Waters of Mormon
||This article improperly uses one or more religious texts as primary sources without referring to secondary sources that critically analyze them. (October 2011)|
Soon after the second Nephite evacuation of Lehi-Nephi, these Nephites were en route to Zarahemla when they came to “a place which was called Mormon, having received its name from the king, being in the borders of the land having been infested, by times or at seasons, by wild beasts.” This place of Mormon contained a beautiful fountain of pure water” near which the prophet Alma—a fugitive from King Noah’s court—“did hide himself in the daytime from the searches of the king” and preached the Gospel of Jesus Christ to “as many as believed him” (Mosiah 18:4-6).
“[A]fter many days,” a “goodly number” of people had “gathered together at the place of Mormon, to hear the words of Alma.” Alma was no doubt moved by his audience’s willingness to “[believe] on his word”; thus, he encouraged each of them to have faith, repent, and be baptized unto Christ. “And it came to pass that he said unto them: Behold, here are the waters of Mormon (for thus were they called) and now, as ye are desirous to come into the fold of God, and to be called his people, … what have you against being baptized in the name of the Lord…?” (Mosiah 18:7-10)

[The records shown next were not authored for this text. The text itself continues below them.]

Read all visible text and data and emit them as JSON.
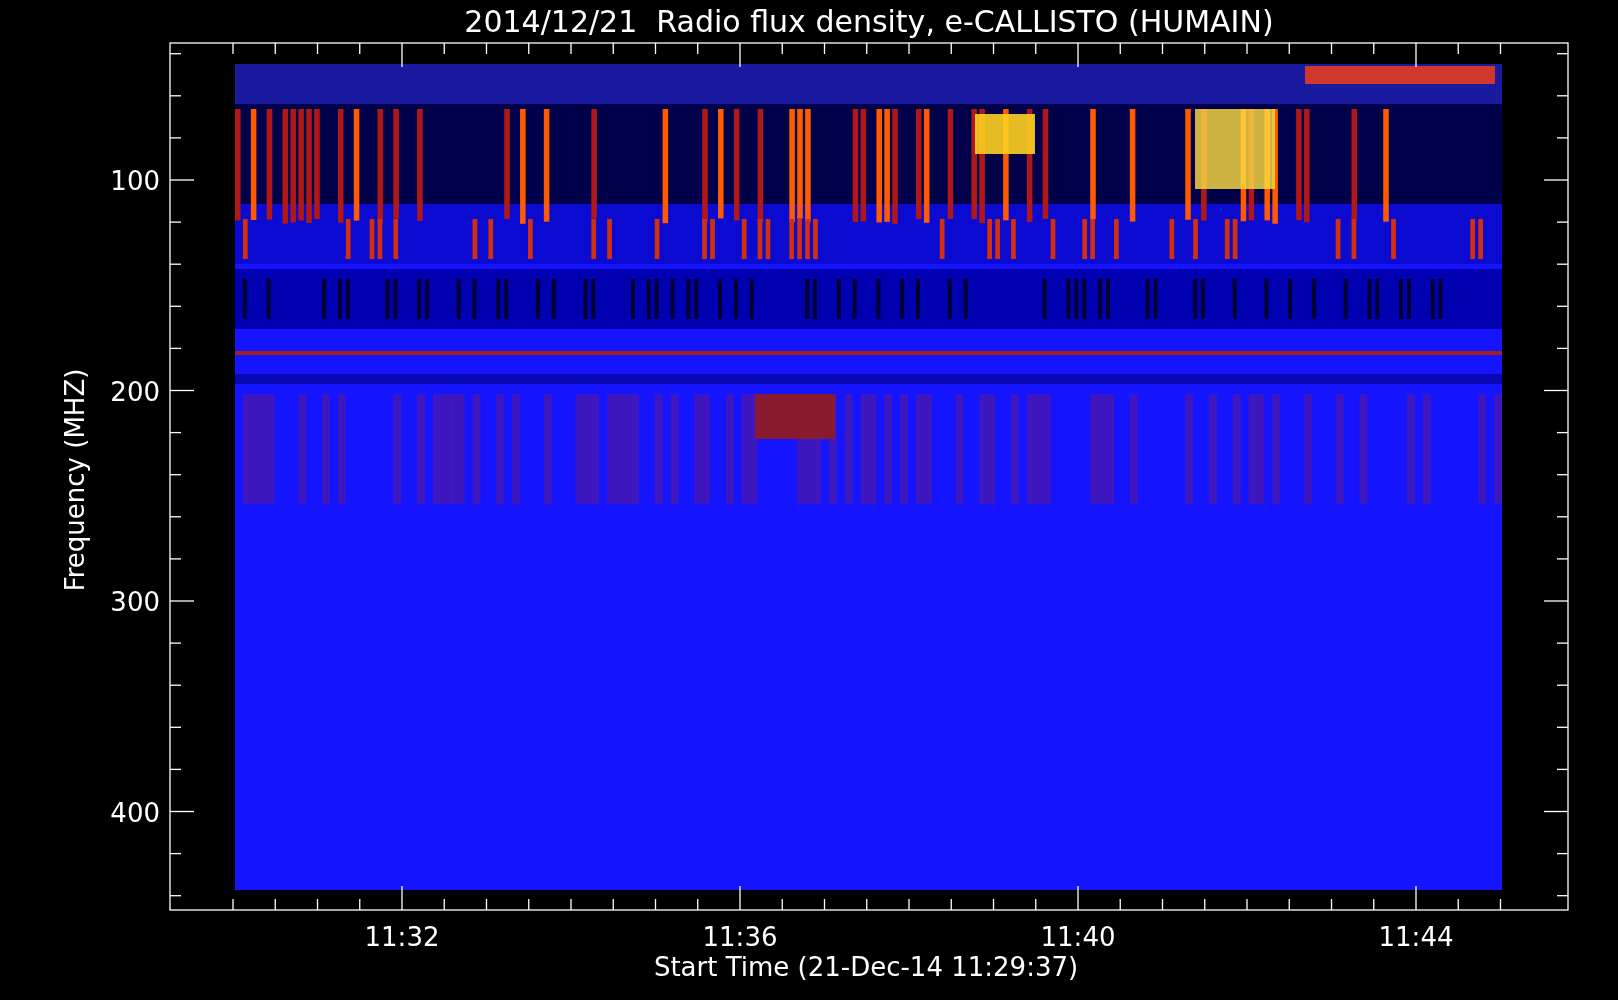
{
  "title": "2014/12/21  Radio flux density, e-CALLISTO (HUMAIN)",
  "y_axis": {
    "label": "Frequency (MHZ)",
    "ticks": [
      "100",
      "200",
      "300",
      "400"
    ]
  },
  "x_axis": {
    "label": "Start Time (21-Dec-14 11:29:37)",
    "ticks": [
      "11:32",
      "11:36",
      "11:40",
      "11:44"
    ]
  }
}
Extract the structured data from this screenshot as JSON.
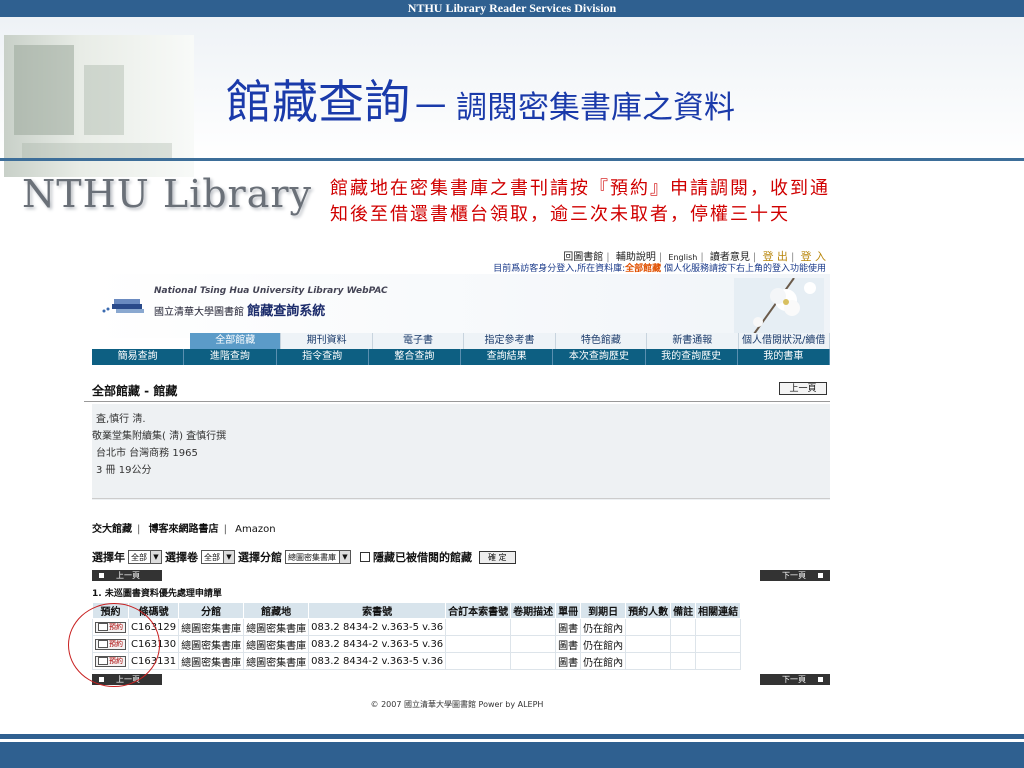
{
  "slide": {
    "header": "NTHU Library Reader Services Division",
    "title_main": "館藏查詢",
    "title_sub": "一 調閱密集書庫之資料",
    "logo_text": "NTHU Library",
    "note_line1": "館藏地在密集書庫之書刊請按『預約』申請調閱，收到通",
    "note_line2": "知後至借還書櫃台領取，逾三次未取者，停權三十天",
    "circle_color": "#c82020",
    "note_color": "#d00000",
    "title_color": "#1a3aaa"
  },
  "opac": {
    "top_links": [
      "回圖書館",
      "輔助說明",
      "English",
      "讀者意見",
      "登 出",
      "登 入"
    ],
    "top_note_pre": "目前爲訪客身分登入,所在資料庫:",
    "top_note_db": "全部館藏",
    "top_note_post": " 個人化服務請按下右上角的登入功能使用",
    "logo_en": "National Tsing Hua University Library WebPAC",
    "logo_zh_small": "國立清華大學圖書館 ",
    "logo_zh_big": "館藏查詢系統",
    "tabs": [
      "全部館藏",
      "期刊資料",
      "電子書",
      "指定參考書",
      "特色館藏",
      "新書通報",
      "個人借閱狀況/續借"
    ],
    "subnav": [
      "簡易查詢",
      "進階查詢",
      "指令查詢",
      "整合查詢",
      "查詢結果",
      "本次查詢歷史",
      "我的查詢歷史",
      "我的書車"
    ],
    "section_title": "全部館藏 - 館藏",
    "prev_page": "上一頁",
    "next_page": "下一頁",
    "record": {
      "line1": "査,慎行 淸.",
      "line2": "敬業堂集附續集( 淸) 査慎行撰",
      "line3": "台北市 台灣商務 1965",
      "line4": "3 冊 19公分"
    },
    "ext_links": [
      "交大館藏",
      "博客來網路書店",
      "Amazon"
    ],
    "select_year_label": "選擇年",
    "select_year_value": "全部",
    "select_vol_label": "選擇卷",
    "select_vol_value": "全部",
    "select_branch_label": "選擇分館",
    "select_branch_value": "總圖密集書庫",
    "hide_borrowed_label": "隱藏已被借閱的館藏",
    "ok_label": "確 定",
    "unprocessed": "1. 未巡圖書資料優先處理申請單",
    "columns": [
      "預約",
      "條碼號",
      "分館",
      "館藏地",
      "索書號",
      "合訂本索書號",
      "卷期描述",
      "單冊",
      "到期日",
      "預約人數",
      "備註",
      "相關連結"
    ],
    "reserve_label": "預約",
    "items": [
      {
        "barcode": "C163129",
        "branch": "總圖密集書庫",
        "location": "總圖密集書庫",
        "call": "083.2 8434-2 v.363-5 v.36",
        "type": "圖書",
        "status": "仍在館內"
      },
      {
        "barcode": "C163130",
        "branch": "總圖密集書庫",
        "location": "總圖密集書庫",
        "call": "083.2 8434-2 v.363-5 v.36",
        "type": "圖書",
        "status": "仍在館內"
      },
      {
        "barcode": "C163131",
        "branch": "總圖密集書庫",
        "location": "總圖密集書庫",
        "call": "083.2 8434-2 v.363-5 v.36",
        "type": "圖書",
        "status": "仍在館內"
      }
    ],
    "footer": "© 2007 國立清華大學圖書館 Power by ALEPH"
  }
}
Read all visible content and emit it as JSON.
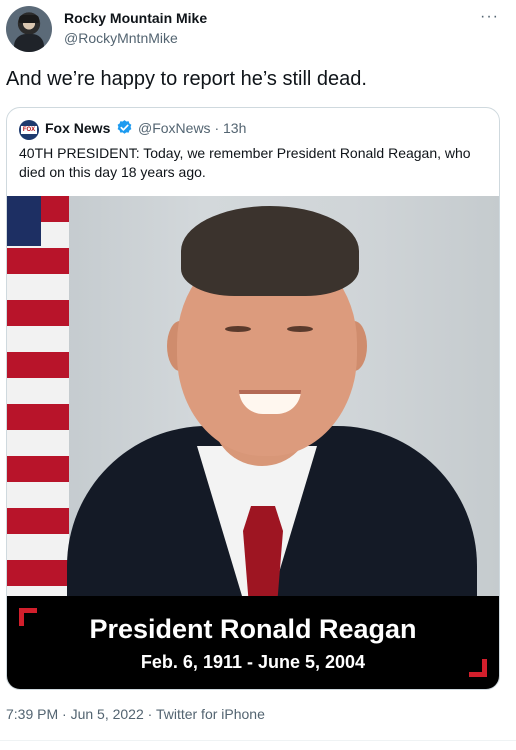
{
  "author": {
    "name": "Rocky Mountain Mike",
    "handle": "@RockyMntnMike",
    "more_icon": "more-horizontal-icon"
  },
  "tweet": {
    "text": "And we’re happy to report he’s still dead."
  },
  "quoted": {
    "name": "Fox News",
    "handle_time": "@FoxNews · 13h",
    "verified_icon": "verified-badge-icon",
    "text": "40TH PRESIDENT: Today, we remember President Ronald Reagan, who died on this day 18 years ago.",
    "image": {
      "title": "President Ronald Reagan",
      "dates": "Feb. 6, 1911 - June 5, 2004"
    }
  },
  "meta": {
    "timestamp": "7:39 PM · Jun 5, 2022 · Twitter for iPhone"
  },
  "colors": {
    "verified": "#1d9bf0",
    "banner_accent": "#d21f2c"
  }
}
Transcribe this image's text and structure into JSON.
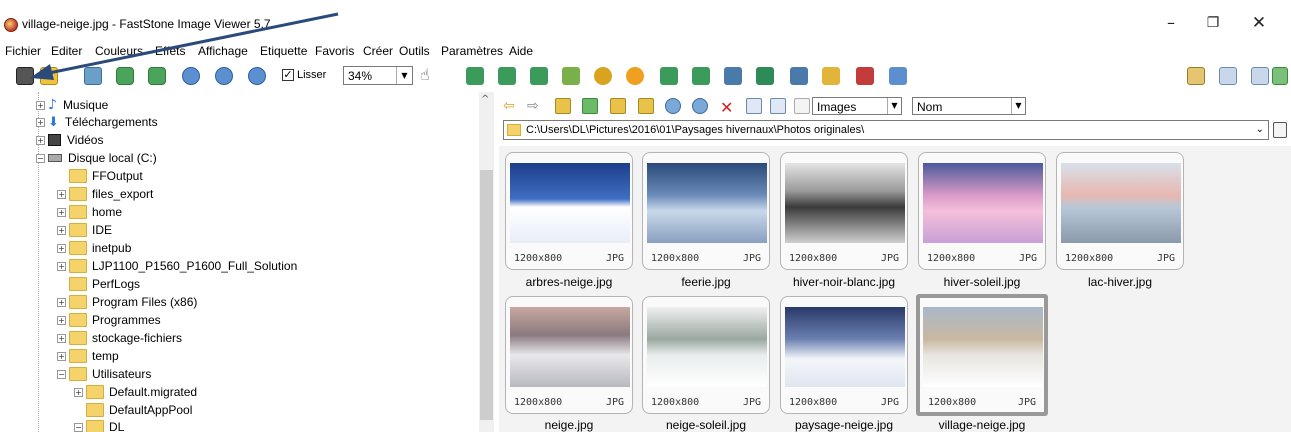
{
  "window": {
    "title": "village-neige.jpg  -  FastStone Image Viewer 5.7",
    "min": "–",
    "max": "❐",
    "close": "✕"
  },
  "menu": [
    "Fichier",
    "Editer",
    "Couleurs",
    "Effets",
    "Affichage",
    "Etiquette",
    "Favoris",
    "Créer",
    "Outils",
    "Paramètres",
    "Aide"
  ],
  "toolbar": {
    "smooth_label": "Lisser",
    "smooth_checked": "✓",
    "zoom": "34%"
  },
  "tree": [
    {
      "label": "Musique",
      "icon": "music-icon"
    },
    {
      "label": "Téléchargements",
      "icon": "download-icon"
    },
    {
      "label": "Vidéos",
      "icon": "video-icon"
    },
    {
      "label": "Disque local (C:)",
      "icon": "drive-icon"
    },
    {
      "label": "FFOutput"
    },
    {
      "label": "files_export"
    },
    {
      "label": "home"
    },
    {
      "label": "IDE"
    },
    {
      "label": "inetpub"
    },
    {
      "label": "LJP1100_P1560_P1600_Full_Solution"
    },
    {
      "label": "PerfLogs"
    },
    {
      "label": "Program Files (x86)"
    },
    {
      "label": "Programmes"
    },
    {
      "label": "stockage-fichiers"
    },
    {
      "label": "temp"
    },
    {
      "label": "Utilisateurs"
    },
    {
      "label": "Default.migrated"
    },
    {
      "label": "DefaultAppPool"
    },
    {
      "label": "DL"
    }
  ],
  "browser": {
    "filter": "Images",
    "sort": "Nom",
    "path": "C:\\Users\\DL\\Pictures\\2016\\01\\Paysages hivernaux\\Photos originales\\"
  },
  "thumbnails": [
    {
      "name": "arbres-neige.jpg",
      "dims": "1200x800",
      "type": "JPG"
    },
    {
      "name": "feerie.jpg",
      "dims": "1200x800",
      "type": "JPG"
    },
    {
      "name": "hiver-noir-blanc.jpg",
      "dims": "1200x800",
      "type": "JPG"
    },
    {
      "name": "hiver-soleil.jpg",
      "dims": "1200x800",
      "type": "JPG"
    },
    {
      "name": "lac-hiver.jpg",
      "dims": "1200x800",
      "type": "JPG"
    },
    {
      "name": "neige.jpg",
      "dims": "1200x800",
      "type": "JPG"
    },
    {
      "name": "neige-soleil.jpg",
      "dims": "1200x800",
      "type": "JPG"
    },
    {
      "name": "paysage-neige.jpg",
      "dims": "1200x800",
      "type": "JPG"
    },
    {
      "name": "village-neige.jpg",
      "dims": "1200x800",
      "type": "JPG"
    }
  ],
  "colors": {
    "folder": "#f5d36b",
    "selection_border": "#999999",
    "annotation_arrow": "#2a4a7a"
  }
}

As Alma’s audience agreed, the prophet descended into the waters of Mormon and began his work by first baptizing a man named Helam. During the baptism of Helam, “both Alma and Helam were buried in the water,” as Alma renewed his own covenant with the Lord while also serving as example for his followers. He then proceeded to baptize “every one that went forth to the place of Mormon; and they were in number about two hundred and four souls; yea, and they were baptized in the waters of Mormon, and were filled with the grace of God. And they were called … the church of Christ, from that time forward. And it came to pass that whosoever was baptized by the power and authority of God was added to his church” (Mosiah 18:12-17).
Latter-day Saint scholar David Lamb, of the "Ancient America Foundation", argues that these events form the true source of the title of the Book of Mormon. According to Lamb, the prophet Mormon was named after the Land of Mormon, which thus became the font from which the Book of Mormon's title sprang (see 3 Nephi 5:12).
According to the Mesoamerican limited geography model, the Waters of Mormon include Lago de Atitlán in the highlands of Guatemala. According to the limited New York setting, the Waters of Mormon were located near the eastern shore of Lake Erie, identified as the Book of Mormon’s “west sea”.